Ich kann hier keine Katze gebrauchen, die
den Gästen zwischen den Beinen
herumläuft, Haare auf den Kleider
der Kaufleute hinterlässt, oder an den Mänteln der
Adeligen kratzt. Was denkst du denn, wer
dann hier noch abends kommt?«
»Ja, Vater«, antwortet Pauline etwas kleinlaut.
»Morgen früh bringe ich sie weg. Versprochen.«
»Gut. Dann halte dich auch daran – heute
ist Ruhetag, da macht das nichts, aber
danach keinen Tag länger«, sieht sich der Vater
nickend einverstanden, nimmt das Rumfass wieder hoch, und geht damit
hinter die Theke.
Sie indes spricht ganz leise zu mir, als sich der Vater abgewandt hat.
»Was mache ich nur mit dir?«, seufzt sie.
»Ich würde dich so gerne behalten, aber Vater will es nicht.
Dabei bist du doch so ein liebes Tier.« Bei diesen Worten
streichelt sie mir ganz sanft über den Kopf.
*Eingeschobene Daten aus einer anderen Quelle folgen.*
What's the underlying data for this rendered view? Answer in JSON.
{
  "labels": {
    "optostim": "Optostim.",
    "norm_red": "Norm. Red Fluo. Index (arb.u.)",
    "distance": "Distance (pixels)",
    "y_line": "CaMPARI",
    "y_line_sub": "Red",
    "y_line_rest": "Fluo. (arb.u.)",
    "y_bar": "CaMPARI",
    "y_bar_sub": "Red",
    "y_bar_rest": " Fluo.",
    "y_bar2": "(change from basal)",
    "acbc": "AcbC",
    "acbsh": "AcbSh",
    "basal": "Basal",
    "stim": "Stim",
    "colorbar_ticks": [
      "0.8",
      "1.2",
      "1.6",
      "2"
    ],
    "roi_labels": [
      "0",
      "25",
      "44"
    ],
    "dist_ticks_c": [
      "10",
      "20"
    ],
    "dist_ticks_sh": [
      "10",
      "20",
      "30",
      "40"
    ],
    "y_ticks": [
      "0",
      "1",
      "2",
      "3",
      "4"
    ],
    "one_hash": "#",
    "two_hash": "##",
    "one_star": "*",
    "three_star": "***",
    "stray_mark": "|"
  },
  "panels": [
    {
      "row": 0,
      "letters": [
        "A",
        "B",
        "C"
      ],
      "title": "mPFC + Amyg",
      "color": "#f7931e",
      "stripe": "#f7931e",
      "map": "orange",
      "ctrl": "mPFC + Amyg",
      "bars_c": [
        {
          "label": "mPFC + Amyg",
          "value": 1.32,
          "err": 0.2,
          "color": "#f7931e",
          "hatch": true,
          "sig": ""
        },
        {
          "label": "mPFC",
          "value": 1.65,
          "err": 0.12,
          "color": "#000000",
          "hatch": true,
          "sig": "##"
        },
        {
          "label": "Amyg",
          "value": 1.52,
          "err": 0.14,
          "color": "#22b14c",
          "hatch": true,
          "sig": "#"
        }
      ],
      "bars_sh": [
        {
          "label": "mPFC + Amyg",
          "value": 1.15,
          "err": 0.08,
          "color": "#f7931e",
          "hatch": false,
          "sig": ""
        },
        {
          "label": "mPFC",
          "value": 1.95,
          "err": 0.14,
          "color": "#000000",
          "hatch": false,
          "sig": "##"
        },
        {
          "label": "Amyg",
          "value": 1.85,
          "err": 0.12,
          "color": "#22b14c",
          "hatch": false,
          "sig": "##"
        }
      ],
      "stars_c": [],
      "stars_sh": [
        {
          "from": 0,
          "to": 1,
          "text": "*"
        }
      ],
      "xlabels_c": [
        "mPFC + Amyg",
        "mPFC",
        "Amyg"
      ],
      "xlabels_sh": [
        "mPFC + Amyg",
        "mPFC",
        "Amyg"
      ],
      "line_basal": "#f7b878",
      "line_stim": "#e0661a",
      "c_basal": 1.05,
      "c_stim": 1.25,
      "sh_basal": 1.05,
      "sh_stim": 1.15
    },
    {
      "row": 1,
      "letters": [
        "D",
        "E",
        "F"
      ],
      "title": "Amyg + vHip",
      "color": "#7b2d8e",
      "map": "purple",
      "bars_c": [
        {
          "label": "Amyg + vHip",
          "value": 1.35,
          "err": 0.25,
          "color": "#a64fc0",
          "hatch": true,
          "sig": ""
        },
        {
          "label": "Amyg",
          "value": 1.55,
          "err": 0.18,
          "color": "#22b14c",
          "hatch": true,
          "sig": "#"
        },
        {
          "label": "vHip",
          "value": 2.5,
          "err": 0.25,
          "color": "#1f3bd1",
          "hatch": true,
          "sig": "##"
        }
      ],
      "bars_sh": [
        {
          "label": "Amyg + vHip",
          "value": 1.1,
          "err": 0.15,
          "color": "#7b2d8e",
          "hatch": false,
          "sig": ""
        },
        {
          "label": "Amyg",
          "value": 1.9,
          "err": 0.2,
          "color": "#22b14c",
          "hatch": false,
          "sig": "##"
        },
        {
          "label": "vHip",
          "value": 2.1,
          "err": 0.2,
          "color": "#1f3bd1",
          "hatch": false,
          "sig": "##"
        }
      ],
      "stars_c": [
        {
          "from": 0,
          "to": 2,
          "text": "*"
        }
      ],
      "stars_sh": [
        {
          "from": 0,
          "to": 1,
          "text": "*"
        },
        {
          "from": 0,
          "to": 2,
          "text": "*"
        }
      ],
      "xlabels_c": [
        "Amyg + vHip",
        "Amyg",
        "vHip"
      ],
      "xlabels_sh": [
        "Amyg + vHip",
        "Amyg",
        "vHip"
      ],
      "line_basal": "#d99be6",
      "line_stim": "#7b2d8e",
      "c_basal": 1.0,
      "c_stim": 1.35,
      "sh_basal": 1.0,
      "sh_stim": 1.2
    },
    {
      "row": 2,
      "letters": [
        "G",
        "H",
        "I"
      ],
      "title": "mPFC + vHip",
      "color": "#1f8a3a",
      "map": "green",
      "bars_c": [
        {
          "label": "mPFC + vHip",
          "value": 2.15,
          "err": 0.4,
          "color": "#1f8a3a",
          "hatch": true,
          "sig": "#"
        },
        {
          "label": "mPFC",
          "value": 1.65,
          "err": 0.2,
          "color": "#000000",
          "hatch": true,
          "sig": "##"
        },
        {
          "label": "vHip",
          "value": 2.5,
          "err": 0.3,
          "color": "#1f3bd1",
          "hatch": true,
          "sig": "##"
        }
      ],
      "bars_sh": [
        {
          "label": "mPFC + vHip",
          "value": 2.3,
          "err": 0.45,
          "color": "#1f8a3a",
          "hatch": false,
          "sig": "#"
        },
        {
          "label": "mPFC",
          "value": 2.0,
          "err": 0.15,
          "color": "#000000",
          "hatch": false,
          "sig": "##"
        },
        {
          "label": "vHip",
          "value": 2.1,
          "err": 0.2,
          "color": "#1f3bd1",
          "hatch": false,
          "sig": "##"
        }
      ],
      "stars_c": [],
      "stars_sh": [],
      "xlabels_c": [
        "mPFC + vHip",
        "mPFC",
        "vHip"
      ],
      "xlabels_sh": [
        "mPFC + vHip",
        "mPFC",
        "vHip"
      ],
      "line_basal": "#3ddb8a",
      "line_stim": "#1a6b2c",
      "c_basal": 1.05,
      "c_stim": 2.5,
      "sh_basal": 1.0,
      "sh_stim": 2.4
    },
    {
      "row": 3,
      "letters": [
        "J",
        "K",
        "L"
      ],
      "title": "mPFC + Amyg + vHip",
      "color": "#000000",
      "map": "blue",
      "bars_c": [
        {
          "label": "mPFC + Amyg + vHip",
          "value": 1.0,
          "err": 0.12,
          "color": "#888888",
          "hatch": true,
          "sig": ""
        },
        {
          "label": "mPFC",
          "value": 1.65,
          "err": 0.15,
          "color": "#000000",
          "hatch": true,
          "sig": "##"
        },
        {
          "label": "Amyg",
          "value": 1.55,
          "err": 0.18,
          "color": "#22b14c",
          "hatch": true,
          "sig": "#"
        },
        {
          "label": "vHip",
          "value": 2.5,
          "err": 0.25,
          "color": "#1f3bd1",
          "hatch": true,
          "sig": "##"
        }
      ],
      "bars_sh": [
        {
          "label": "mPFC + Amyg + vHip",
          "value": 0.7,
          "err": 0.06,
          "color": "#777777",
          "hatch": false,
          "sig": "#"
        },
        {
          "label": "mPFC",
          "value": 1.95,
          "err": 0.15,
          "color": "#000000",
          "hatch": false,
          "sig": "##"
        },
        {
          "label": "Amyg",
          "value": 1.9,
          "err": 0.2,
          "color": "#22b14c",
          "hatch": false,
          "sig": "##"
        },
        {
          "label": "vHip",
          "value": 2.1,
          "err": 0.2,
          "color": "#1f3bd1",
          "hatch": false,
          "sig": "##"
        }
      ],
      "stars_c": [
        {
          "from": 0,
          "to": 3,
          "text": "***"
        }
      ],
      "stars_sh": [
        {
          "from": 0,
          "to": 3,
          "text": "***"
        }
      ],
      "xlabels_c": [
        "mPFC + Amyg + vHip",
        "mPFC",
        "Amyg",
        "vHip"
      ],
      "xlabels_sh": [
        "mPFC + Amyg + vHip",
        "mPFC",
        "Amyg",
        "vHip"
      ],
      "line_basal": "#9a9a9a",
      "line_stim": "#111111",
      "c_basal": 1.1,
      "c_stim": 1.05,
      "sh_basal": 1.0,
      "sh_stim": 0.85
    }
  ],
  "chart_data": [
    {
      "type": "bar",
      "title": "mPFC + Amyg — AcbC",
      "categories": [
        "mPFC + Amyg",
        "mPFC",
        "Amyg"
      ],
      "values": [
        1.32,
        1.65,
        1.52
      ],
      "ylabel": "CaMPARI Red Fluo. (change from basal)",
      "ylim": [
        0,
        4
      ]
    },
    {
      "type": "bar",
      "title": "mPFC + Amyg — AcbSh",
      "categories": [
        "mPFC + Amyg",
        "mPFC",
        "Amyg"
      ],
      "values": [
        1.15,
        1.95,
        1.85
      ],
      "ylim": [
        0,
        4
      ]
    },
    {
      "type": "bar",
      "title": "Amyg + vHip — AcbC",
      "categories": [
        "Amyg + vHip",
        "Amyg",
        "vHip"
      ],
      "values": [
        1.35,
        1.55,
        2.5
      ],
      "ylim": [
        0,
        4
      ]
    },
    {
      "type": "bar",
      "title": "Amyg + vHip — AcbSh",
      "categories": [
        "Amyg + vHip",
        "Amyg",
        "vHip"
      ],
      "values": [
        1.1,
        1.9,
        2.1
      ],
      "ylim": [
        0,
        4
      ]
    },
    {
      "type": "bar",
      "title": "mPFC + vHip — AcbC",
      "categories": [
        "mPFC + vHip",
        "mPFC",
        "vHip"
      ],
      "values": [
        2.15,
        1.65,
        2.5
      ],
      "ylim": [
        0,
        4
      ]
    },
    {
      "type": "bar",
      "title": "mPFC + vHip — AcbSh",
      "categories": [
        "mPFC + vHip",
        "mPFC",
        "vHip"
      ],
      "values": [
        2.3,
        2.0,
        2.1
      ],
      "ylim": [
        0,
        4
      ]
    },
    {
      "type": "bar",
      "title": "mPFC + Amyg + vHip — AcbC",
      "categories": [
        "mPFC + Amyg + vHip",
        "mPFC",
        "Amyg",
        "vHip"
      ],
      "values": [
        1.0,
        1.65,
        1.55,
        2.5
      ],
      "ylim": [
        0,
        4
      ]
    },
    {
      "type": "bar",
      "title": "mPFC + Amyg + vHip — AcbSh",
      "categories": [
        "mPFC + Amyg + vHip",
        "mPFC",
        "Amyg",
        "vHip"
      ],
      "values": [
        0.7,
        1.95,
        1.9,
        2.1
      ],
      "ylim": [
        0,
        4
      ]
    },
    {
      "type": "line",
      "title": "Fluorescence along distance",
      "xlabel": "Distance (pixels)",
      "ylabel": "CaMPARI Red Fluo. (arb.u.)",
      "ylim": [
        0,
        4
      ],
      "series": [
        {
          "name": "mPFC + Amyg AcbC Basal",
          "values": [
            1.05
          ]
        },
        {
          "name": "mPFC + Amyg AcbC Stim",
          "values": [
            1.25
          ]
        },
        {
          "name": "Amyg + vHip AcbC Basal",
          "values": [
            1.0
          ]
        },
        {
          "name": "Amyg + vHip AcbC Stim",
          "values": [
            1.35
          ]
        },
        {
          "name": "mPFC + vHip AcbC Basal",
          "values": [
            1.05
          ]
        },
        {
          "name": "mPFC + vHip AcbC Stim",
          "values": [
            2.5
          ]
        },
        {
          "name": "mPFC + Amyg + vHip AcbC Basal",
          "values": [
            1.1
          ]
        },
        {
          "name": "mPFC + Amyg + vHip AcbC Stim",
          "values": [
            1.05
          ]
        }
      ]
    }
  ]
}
»Aber ich hole dir jetzt erst einmal etwas zu fressen«,
fügt sie noch hinzu, verschwindet dann in der Küche,
bis sie kurz darauf mit einem Schälchen Wasser
zurückkehrt und – ja und, und! – einem Teller
mit einem riesigen Fisch dessen herrlicher Geruch bald den ganzen
Schankraum eingenommen hat. Ich vergewissere mich, ob auch
niemand in der Nähe ist, der mir diese
Festspeise abspenstig machen kann – und
stürze mich dann auf die Beute.
Genüsslich schlecke ich mir nach dem Mahl das Maul, koste
noch einmal das Aroma, nach dem ich den
Fisch bis auf die Gräten verspeist habe, wanke dann
zufrieden hinter den Ofen. Wie nach
großer Mühe strecke ich meine Glieder, lege
mich dann zufrieden hin, und lasse
mich mit den Gedanken an dieses
schöne Mahl ins Reich der Träume gleiten…was für ein Tag!
Am nächsten Morgen kommt Pauline zu mir, nimmt mich auf den Arm,
drückte mich ganz vorsichtig an sich und streichelt
mich sanft, weckt mich dann mit
ihren wohlklingenden Stimme, die bereits
zu Musik in meinen Ohren geworden ist.
»Nun wird es Zeit, ich muss dich
fort
bringen«, spricht sie etwas betroffen,
denkt bereits jetzt an die Trennung – bis ihre
Augen etwas heller leuchten. »Ja«, sagt sie
zu
sich selbst, »dies ist eine gute
Idee.«
Sie geht mit mir auf dem Arm aus dem Wirtshaus, und
zusammen schlendern wir durch die Stadt.
Wir kommen dabei an der Kirche vorbei, wo gerade der Herr Baron von
Studnitz, einer der reichsten Männer der Stadt, mit
seiner
Familie zum Frühgottesdienst geht – zum Glück sieht er mich
nicht, denn zuletzt war er sehr erbost darüber, als ich
Zaunkönige in seinem Rosengarten jagte.